Honeywell annonce que son premier ordinateur quantique, qui devrait être réellement accessible à partir de la mi-2020 via Azure Quantum, atteint un volume quantique de « 64 » soit le double de la dernière machine quantique d’IBM. Sans rien dévoiler des avancées scientifiques qui lui permettent d’atteindre ce résultat, Honeywell affirme avoir développé une technologie révolutionnaire (« breaktrough ») lui permettant non seulement de proposer aujourd’hui l’ordinateur quantique le plus puissant mais également de rapidement itérer pour continuer de monter en puissance.
« Tout commence avec notre héritage Honeywell », explique Tony Uttley, président de Honeywell Quantum Solutions à nos confrères de TechCrunch. « Avec nos activités dans l’aérospatiale et la défense mais aussi dans le pétrole et le gaz, nous disposions déjà de toutes les pièces sous-jacentes pour fabriquer un ordinateur quantique. »
Pour accélérer l’adoption de l’informatique quantique et explorer ses applications pratiques, Honeywell Ventures (la branche d’investissement de la firme) annonce avoir investi dans deux fournisseurs d’outils logiciels quantiques : Cambridge Quantum Computing (CQC) et Zapata Computing. Honeywell annonce également un partenariat avec JPMorgan Chase pour développer des algorithmes quantiques adaptés à sa machine.

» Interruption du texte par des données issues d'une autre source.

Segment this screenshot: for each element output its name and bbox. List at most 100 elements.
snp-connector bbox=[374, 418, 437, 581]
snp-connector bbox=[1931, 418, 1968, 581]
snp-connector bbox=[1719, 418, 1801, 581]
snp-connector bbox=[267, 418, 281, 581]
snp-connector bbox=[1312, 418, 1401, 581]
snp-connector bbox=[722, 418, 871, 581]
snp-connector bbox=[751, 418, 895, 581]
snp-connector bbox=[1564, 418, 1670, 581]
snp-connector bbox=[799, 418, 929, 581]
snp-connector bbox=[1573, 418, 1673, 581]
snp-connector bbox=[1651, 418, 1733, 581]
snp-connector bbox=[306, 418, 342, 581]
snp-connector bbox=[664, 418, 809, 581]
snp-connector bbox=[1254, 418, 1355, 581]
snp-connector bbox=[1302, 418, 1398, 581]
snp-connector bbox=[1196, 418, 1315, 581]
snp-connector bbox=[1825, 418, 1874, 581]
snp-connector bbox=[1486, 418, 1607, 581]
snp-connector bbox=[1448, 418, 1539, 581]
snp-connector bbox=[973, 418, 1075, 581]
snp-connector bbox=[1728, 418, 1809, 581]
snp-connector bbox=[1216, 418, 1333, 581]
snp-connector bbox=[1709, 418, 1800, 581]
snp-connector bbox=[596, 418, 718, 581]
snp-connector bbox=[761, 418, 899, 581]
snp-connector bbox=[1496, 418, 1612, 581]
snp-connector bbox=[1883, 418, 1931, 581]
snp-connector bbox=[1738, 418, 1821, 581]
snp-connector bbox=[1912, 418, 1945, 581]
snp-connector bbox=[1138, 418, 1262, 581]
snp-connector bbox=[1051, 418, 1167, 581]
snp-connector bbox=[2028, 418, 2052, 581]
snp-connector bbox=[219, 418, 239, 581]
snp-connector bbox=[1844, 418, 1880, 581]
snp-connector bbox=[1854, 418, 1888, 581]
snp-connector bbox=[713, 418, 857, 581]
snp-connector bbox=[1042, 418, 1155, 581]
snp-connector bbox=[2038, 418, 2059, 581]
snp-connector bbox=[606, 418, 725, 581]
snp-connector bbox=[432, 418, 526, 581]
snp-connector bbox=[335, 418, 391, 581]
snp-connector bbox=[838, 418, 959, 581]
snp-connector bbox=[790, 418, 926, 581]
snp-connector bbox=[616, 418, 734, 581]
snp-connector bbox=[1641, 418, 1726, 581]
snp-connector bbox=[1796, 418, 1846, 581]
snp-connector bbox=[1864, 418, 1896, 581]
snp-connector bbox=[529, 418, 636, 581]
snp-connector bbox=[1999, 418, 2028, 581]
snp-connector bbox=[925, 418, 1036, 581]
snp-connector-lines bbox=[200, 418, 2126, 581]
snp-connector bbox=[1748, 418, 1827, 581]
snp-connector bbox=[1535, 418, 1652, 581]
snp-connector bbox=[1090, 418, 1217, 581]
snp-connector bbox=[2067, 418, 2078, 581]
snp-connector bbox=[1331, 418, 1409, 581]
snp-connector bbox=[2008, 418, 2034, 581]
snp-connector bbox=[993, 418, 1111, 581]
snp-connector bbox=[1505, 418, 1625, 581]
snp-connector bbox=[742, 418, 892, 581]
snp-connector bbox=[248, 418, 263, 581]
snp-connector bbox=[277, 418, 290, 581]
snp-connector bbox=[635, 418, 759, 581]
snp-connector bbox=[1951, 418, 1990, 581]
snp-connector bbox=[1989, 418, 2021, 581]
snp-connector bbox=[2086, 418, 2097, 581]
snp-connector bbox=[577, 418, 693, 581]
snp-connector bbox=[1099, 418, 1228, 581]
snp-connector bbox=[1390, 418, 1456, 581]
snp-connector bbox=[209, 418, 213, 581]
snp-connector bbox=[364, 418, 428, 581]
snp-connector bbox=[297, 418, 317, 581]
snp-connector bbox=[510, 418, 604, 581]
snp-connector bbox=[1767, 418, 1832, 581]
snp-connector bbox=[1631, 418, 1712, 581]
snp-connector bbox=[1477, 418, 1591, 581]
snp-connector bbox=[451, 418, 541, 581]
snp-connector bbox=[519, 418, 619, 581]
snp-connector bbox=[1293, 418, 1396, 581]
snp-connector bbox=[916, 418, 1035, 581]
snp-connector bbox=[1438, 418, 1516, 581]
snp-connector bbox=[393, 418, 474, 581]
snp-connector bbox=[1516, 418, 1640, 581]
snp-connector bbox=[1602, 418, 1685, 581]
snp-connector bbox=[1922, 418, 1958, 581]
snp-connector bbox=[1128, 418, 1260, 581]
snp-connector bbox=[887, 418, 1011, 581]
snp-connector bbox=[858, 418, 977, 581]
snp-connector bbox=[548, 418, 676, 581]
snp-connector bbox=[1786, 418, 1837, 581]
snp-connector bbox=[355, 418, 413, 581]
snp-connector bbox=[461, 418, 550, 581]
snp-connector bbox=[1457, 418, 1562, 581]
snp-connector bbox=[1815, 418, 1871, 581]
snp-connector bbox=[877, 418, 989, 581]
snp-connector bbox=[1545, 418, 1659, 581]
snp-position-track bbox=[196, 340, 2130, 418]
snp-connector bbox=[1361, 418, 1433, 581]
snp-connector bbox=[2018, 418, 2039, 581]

On attend désormais les réactions de Google, Rigetti et Microsoft dont on n’a pas de nouvelles depuis plusieurs mois quant à leurs avancées technologiques dans les machines quantiques (si l’on omet l’annonce contestée de suprématie de Google qui bien que publiée en novembre date en réalité de l’été 2019). En attendant, l’Europe semble continuer à prendre du retard. Il va falloir accélérer la mise en place des propositions du rapport Forteza.